Page MenuHomePhabricator

wikikube-worker1001 failed to docker pull on two consecutive deployments
Closed, ResolvedPublic

Description

13:51:05 Started docker pull on k8s nodes
13:55:27 /usr/bin/sudo /usr/local/sbin/mediawiki-image-download 2024-09-19-135040-publish (ran as mwdeploy@wikikube-worker1001.eqiad.wmnet) returned [255]: ssh: connect to host wikikube-worker1001.eqiad.wmnet port 22: Connection timed out

13:55:27 docker_pull_k8s: 100% (in-flight: 0; ok: 431; fail: 1; left: 0)        
13:55:27 1 K8s nodes failed to pull the multiversion image
13:55:27 Finished docker pull on k8s nodes (duration: 04m 21s)
14:06:06 Started docker pull on k8s nodes                                                                                                                                                     
14:10:30 /usr/bin/sudo /usr/local/sbin/mediawiki-image-download 2024-09-19-140541-publish (ran as mwdeploy@wikikube-worker1001.eqiad.wmnet) returned [255]: ssh: connect to host wikikube-worker1001.eqiad.wmnet port 22: Connection timed out                                                                                                                                              
                                                                                                                                                                                              
14:10:30 docker_pull_k8s: 100% (in-flight: 0; ok: 431; fail: 1; left: 0)                                                                                                                      
14:10:30 1 K8s nodes failed to pull the multiversion image                                                                                                                                    
14:10:30 Finished docker pull on k8s nodes (duration: 04m 24s)

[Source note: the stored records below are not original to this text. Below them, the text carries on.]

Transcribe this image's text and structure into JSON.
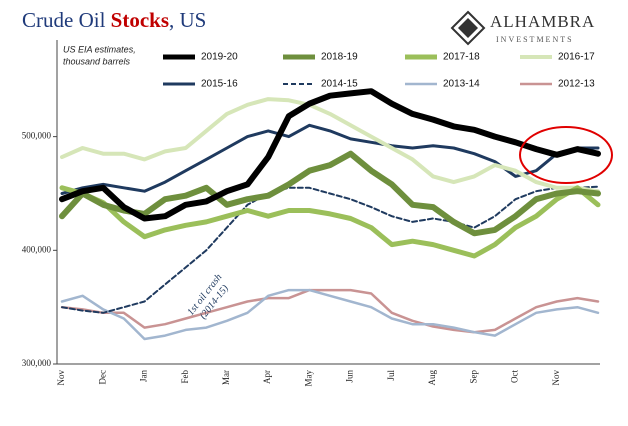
{
  "chart_data": {
    "type": "line",
    "title": [
      "Crude Oil ",
      "Stocks",
      ", US"
    ],
    "subtitle": [
      "US EIA estimates,",
      "thousand barrels"
    ],
    "logo": [
      "ALHAMBRA",
      "INVESTMENTS"
    ],
    "annotation": [
      "1st oil crash",
      "(2014-15)"
    ],
    "categories": [
      "Nov",
      null,
      "Dec",
      null,
      "Jan",
      null,
      "Feb",
      null,
      "Mar",
      null,
      "Apr",
      null,
      "May",
      null,
      "Jun",
      null,
      "Jul",
      null,
      "Aug",
      null,
      "Sep",
      null,
      "Oct",
      null,
      "Nov",
      null,
      null
    ],
    "ylim": [
      300000,
      585000
    ],
    "yticks": [
      {
        "value": 300000,
        "label": "300,000"
      },
      {
        "value": 400000,
        "label": "400,000"
      },
      {
        "value": 500000,
        "label": "500,000"
      }
    ],
    "series": [
      {
        "name": "2019-20",
        "color": "#000000",
        "width": 6,
        "values": [
          445000,
          452000,
          455000,
          438000,
          428000,
          430000,
          440000,
          443000,
          452000,
          458000,
          482000,
          518000,
          529000,
          536000,
          538000,
          540000,
          529000,
          520000,
          515000,
          509000,
          506000,
          500000,
          495000,
          489000,
          484000,
          489000,
          485000
        ]
      },
      {
        "name": "2018-19",
        "color": "#6e8f3d",
        "width": 6,
        "values": [
          430000,
          450000,
          440000,
          435000,
          432000,
          445000,
          448000,
          455000,
          440000,
          445000,
          448000,
          458000,
          470000,
          475000,
          485000,
          470000,
          458000,
          440000,
          438000,
          425000,
          415000,
          418000,
          430000,
          445000,
          450000,
          452000,
          450000
        ]
      },
      {
        "name": "2017-18",
        "color": "#9bbf5a",
        "width": 5,
        "values": [
          455000,
          450000,
          442000,
          425000,
          412000,
          418000,
          422000,
          425000,
          430000,
          435000,
          430000,
          435000,
          435000,
          432000,
          428000,
          420000,
          405000,
          408000,
          405000,
          400000,
          395000,
          405000,
          420000,
          430000,
          445000,
          455000,
          440000
        ]
      },
      {
        "name": "2016-17",
        "color": "#d6e6b8",
        "width": 4,
        "values": [
          482000,
          490000,
          485000,
          485000,
          480000,
          487000,
          490000,
          505000,
          520000,
          528000,
          533000,
          532000,
          528000,
          520000,
          510000,
          500000,
          490000,
          480000,
          465000,
          460000,
          465000,
          475000,
          470000,
          460000,
          455000,
          455000,
          452000
        ]
      },
      {
        "name": "2015-16",
        "color": "#1f3a5f",
        "width": 3,
        "values": [
          450000,
          455000,
          458000,
          455000,
          452000,
          460000,
          470000,
          480000,
          490000,
          500000,
          505000,
          500000,
          510000,
          505000,
          498000,
          495000,
          492000,
          490000,
          492000,
          490000,
          485000,
          478000,
          465000,
          470000,
          485000,
          490000,
          490000
        ]
      },
      {
        "name": "2014-15",
        "color": "#1f3a5f",
        "width": 2,
        "dashed": true,
        "values": [
          350000,
          347000,
          345000,
          350000,
          355000,
          370000,
          385000,
          400000,
          420000,
          440000,
          450000,
          455000,
          455000,
          450000,
          445000,
          438000,
          430000,
          425000,
          428000,
          425000,
          420000,
          430000,
          445000,
          452000,
          455000,
          455000,
          456000
        ]
      },
      {
        "name": "2013-14",
        "color": "#a2b6cf",
        "width": 2.5,
        "values": [
          355000,
          360000,
          348000,
          340000,
          322000,
          325000,
          330000,
          332000,
          338000,
          345000,
          360000,
          365000,
          365000,
          360000,
          355000,
          350000,
          340000,
          335000,
          335000,
          332000,
          328000,
          325000,
          335000,
          345000,
          348000,
          350000,
          345000
        ]
      },
      {
        "name": "2012-13",
        "color": "#c99393",
        "width": 2.5,
        "values": [
          350000,
          348000,
          345000,
          345000,
          332000,
          335000,
          340000,
          345000,
          350000,
          355000,
          358000,
          358000,
          365000,
          365000,
          365000,
          362000,
          345000,
          338000,
          333000,
          330000,
          328000,
          330000,
          340000,
          350000,
          355000,
          358000,
          355000
        ]
      }
    ]
  }
}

No other errors during the rest of the deployment – I’m not sure if that means the deployment to wikikube-worker1001 still succeeded or if Kubernetes was okay with it failing.

Event Timeline

I have frankly no idea what tags to add to this… ops-eqiad is just a wild guess. But given that it happened twice, it feels worth investigating by someone™.

taavi added subscribers: akosiaris, taavi.

this probably has something to do with it? /cc @akosiaris

The last Puppet run was at Mon Sep 16 09:50:38 UTC 2024 (4583 minutes ago). Puppet is disabled. alex fooing around - akosiaris
JMeybohm claimed this task.
JMeybohm subscribed.

I think I know what this was about...re-enabled and ran puppet which should have fixed firewall rules for SSH from deploy hosts. Sorry for the trouble!

Thanks for fixing it @JMeybohm. For posterity's sake, the "fooing" part was related to T374366 and trying to figure out the race condition(s).